Linus Torvalds announced the release of the 2.6.38 kernel on March 14. Like its predecessors, 2.6.38 incorporates a lot of work – over 9,500 patches from over 1,100 developers. There are a number of useful changes, including some important scalability improvements, but, in my mind, the most interesting theme behind this kernel is that of making advanced features Just Work.

“Pages” are the units of memory as understood by the processor’s memory management unit. Since the beginning, Linux has used 4096-byte pages on most architectures – the smallest size that the MMU understands. Contemporary processors can handle a number of page sizes simultaneously, though, with 2MB or 4MB often being the next largest size available. Larger pages require less overhead to manage, but the real value to their use is that they greatly increase the amount of memory which can be covered by the processor’s translation lookaside buffer (TLB). The TLB, which caches virtual-to-physical address translations, is a severely limited resource on most systems. But it is important; a TLB miss can cost many hundreds of processor cycles even if the destination page is fully resident in memory. A 2MB page requires one TLB entry; the same memory, in 4096-byte pages, needs 512 TLB entries. So using huge pages can save a lot of TLB misses, leading to significant performance increases, especially in virtualized situations.

Linux has supported the use of huge pages for years, but they have been painful to use. The pages must be explicitly set aside by the system administrator at system boot, and applications have to jump through special hoops to use them; see this series of articles for details on how it all works. The key point is that the fiddly nature of huge pages meant that there were few users; use of this feature was mostly limited to large database installations.

2.6.38 adds the transparent huge page (THP) feature. Rather than requiring administrator setup and application changes, THP simply substitutes huge pages for the regular kind whenever they are available and it appears to make sense. The result is that Linux systems take advantage of this hardware feature and run faster on almost all workloads – with no additional effort from administrators, developers, or users.

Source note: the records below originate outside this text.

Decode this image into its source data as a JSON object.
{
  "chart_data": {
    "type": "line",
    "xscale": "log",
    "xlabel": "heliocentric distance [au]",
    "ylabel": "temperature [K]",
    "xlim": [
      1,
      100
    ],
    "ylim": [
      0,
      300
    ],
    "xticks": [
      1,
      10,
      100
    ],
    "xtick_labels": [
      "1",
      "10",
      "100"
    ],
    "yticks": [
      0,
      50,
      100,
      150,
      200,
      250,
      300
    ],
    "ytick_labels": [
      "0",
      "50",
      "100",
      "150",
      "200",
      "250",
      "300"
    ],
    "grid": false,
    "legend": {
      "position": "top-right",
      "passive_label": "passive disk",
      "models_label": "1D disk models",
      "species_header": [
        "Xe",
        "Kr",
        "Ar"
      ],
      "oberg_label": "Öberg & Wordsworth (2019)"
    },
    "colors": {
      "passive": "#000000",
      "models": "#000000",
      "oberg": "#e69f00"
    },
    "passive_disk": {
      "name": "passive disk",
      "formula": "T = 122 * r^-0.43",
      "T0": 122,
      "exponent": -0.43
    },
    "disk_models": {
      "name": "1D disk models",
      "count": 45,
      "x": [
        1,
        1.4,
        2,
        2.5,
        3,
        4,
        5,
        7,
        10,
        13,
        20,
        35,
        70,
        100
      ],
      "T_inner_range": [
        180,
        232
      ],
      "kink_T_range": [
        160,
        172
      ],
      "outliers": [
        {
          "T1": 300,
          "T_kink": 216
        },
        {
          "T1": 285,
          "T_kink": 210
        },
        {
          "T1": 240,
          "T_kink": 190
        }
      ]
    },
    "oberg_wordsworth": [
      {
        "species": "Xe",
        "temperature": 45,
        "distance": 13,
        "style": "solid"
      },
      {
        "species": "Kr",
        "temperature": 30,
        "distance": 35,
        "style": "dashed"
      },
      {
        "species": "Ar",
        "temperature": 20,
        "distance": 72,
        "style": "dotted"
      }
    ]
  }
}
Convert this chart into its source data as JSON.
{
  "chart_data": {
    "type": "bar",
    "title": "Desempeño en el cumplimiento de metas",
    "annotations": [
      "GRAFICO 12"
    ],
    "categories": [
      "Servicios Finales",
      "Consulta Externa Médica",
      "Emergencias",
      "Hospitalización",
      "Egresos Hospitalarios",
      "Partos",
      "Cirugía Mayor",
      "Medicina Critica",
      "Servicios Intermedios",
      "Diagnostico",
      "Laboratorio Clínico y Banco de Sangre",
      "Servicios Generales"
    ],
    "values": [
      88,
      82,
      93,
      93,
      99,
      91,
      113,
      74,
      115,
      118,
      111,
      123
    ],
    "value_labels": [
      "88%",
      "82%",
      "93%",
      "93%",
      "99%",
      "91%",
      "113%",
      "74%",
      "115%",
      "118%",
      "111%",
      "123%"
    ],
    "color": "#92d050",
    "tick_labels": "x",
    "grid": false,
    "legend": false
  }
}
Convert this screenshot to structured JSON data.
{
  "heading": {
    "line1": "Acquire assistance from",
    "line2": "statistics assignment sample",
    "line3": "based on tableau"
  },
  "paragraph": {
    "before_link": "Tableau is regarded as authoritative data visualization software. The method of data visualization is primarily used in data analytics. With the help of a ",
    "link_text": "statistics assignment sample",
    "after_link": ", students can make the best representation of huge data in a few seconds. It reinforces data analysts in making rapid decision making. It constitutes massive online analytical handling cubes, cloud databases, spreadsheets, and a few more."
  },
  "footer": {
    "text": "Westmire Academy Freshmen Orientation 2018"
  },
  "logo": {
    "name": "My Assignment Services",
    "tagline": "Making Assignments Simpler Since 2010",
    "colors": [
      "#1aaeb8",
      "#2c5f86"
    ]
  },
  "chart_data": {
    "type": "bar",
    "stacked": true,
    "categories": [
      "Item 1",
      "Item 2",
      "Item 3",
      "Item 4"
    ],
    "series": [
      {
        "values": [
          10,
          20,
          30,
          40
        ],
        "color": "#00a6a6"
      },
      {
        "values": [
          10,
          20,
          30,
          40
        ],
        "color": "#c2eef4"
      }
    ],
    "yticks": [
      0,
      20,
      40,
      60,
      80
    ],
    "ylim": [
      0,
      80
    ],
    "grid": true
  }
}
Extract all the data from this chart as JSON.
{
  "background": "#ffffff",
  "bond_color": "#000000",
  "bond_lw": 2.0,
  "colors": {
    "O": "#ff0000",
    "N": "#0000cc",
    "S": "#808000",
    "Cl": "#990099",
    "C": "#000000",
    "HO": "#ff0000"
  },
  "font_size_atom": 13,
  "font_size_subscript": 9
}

Group scheduling is another longstanding (since 2.6.26) Linux feature that has seen relatively little use. Group scheduling allows the processes running on a system to be partitioned into groups. Each group then contends for CPU time as a single unit; for each slide of CPU time given to a given control group, all of the processes within that group then contend to run. This feature creates an amount of isolation between groups of tasks, limiting the degree to which they can interfere with each other.

Once again, this feature was not heavily used because it required a certain amount of administrator-heavy setup to use. With 2.6.38, we now have automatic per-session group scheduling; this is the famous “200-line kernel” patch which got so much attention late last year. This patch (more like 700 lines by the time it was merged) automatically partitions processes into groups based on their session ID, essentially creating one group for each logged-in session. That separates users from each other and from system tasks without anybody even having to think about it.

I recently encountered the benefits of this feature when two-dozen processes simultaneously ran amok on my desktop system. See this article for a description of what happened then. In short, all of those processes destroyed system response – for themselves. Other processes, including those I created when logging in over the network to investigate the problem, were able to run normally, barely noticing the riot which was under way in a different control group. In a few moments, I was convinced of the value of this feature.

I think we will see more of this kind of change in the future. Linux has a lot of advanced features which can make the system run better and faster, but Linux-specific features are often underused. Users may simply not know about them and developers will be reluctant to add Linux-specific code to their programs. But if these features simply work without the need for specific action from anybody, they will benefit the Linux user base as a whole.